Late reply, but glad Part II is out. Fair call on compliance. The production flag step is the part that interests me, whatever decides the fix didn't work is doing its own verification pass there, and that check rarely gets built with the same care as the staging loop.

Luis Cruz • Jun 11

This is an excellent practical guide on auto-verifying AI-SRE fixes in a live Kubernetes cluster. I really appreciate how you explain why traditional staging can miss auth/mTLS/network interactions, and how mirrord exec provides an isolated yet real-cluster environment for testing candidate patches safely.

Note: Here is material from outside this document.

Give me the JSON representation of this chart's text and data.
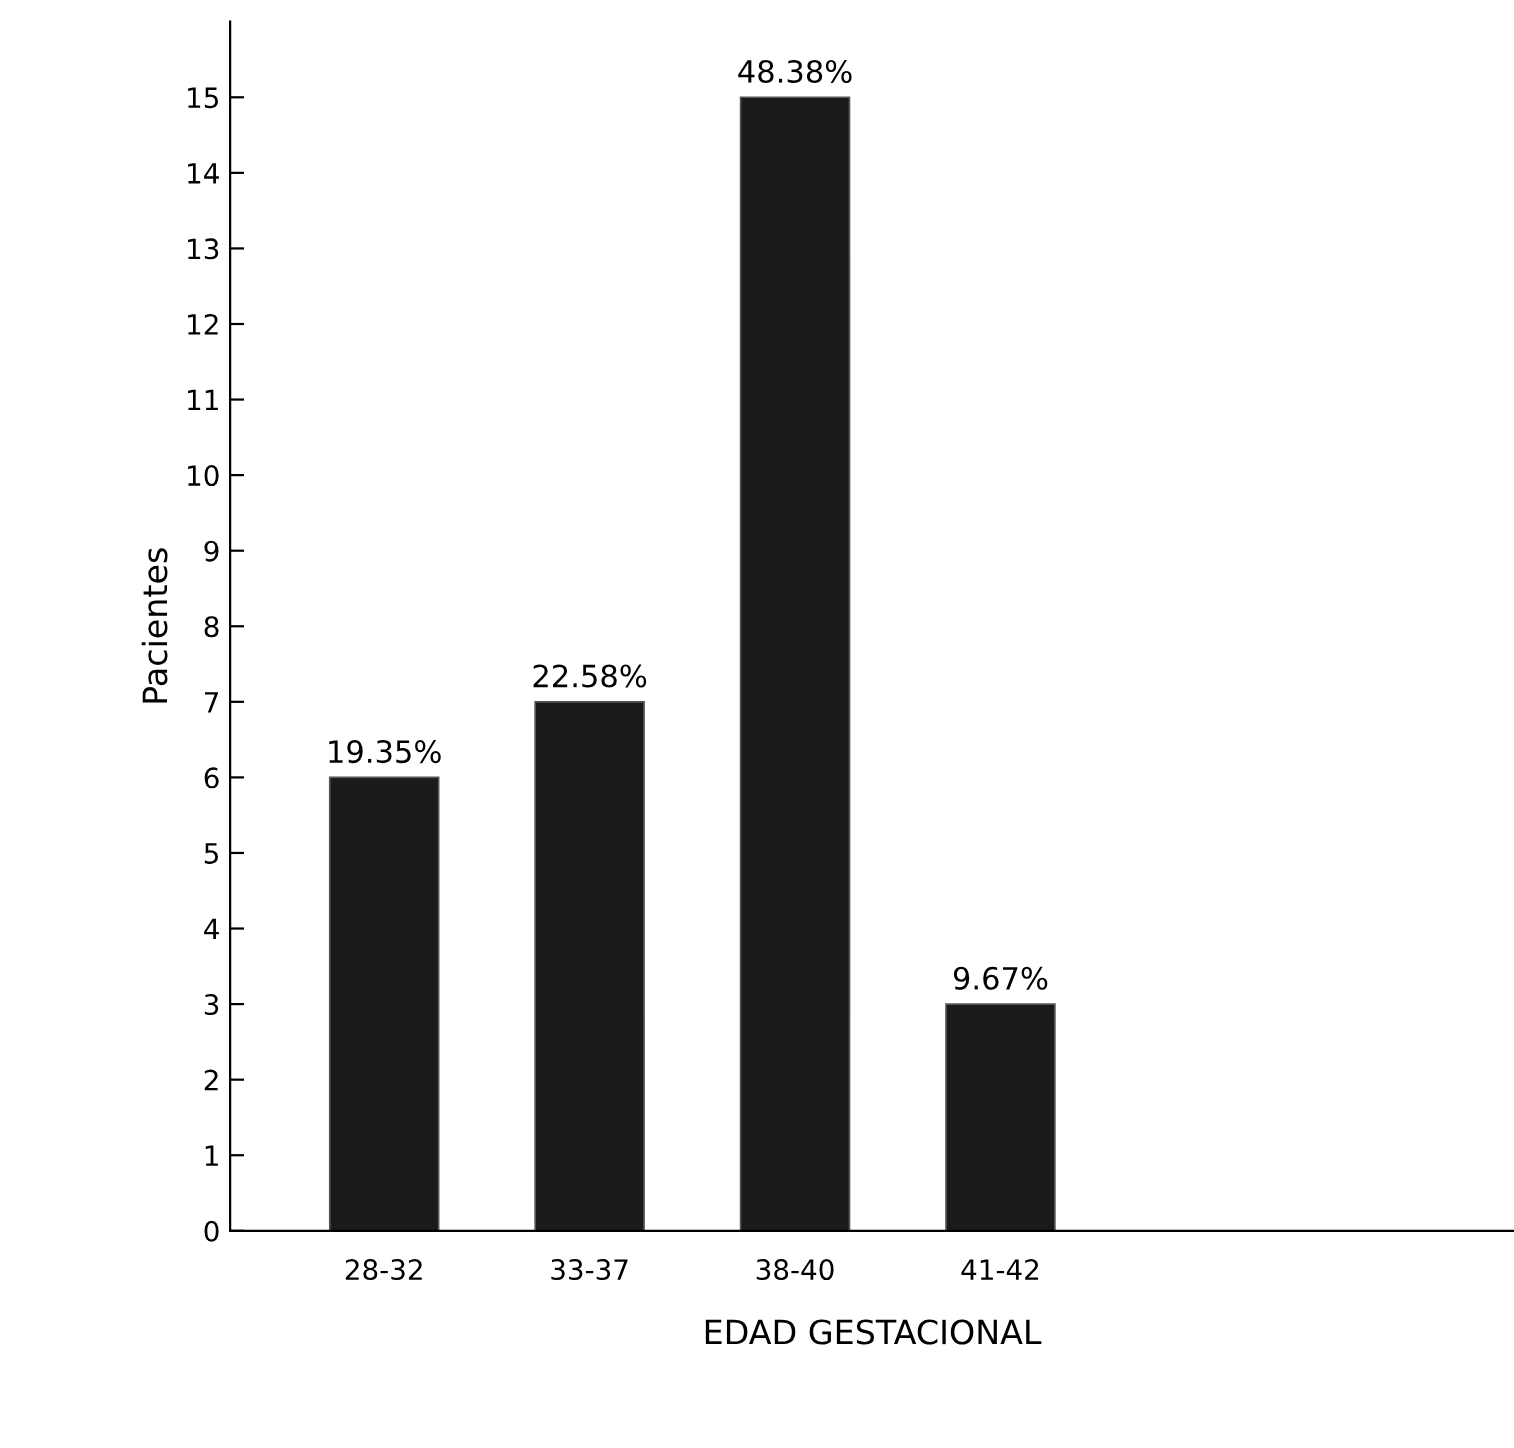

The step-by-step setup, including header-based request stealing and parallel verification runs, is immediately actionable for anyone building or integrating AI-SRE workflows.

I’m curious—have you found any edge cases where mirrord exec couldn’t fully replicate production behavior, or where certain fixes still needed human validation? I’d be happy to help brainstorm additional verification strategies or integrations for other observability tools.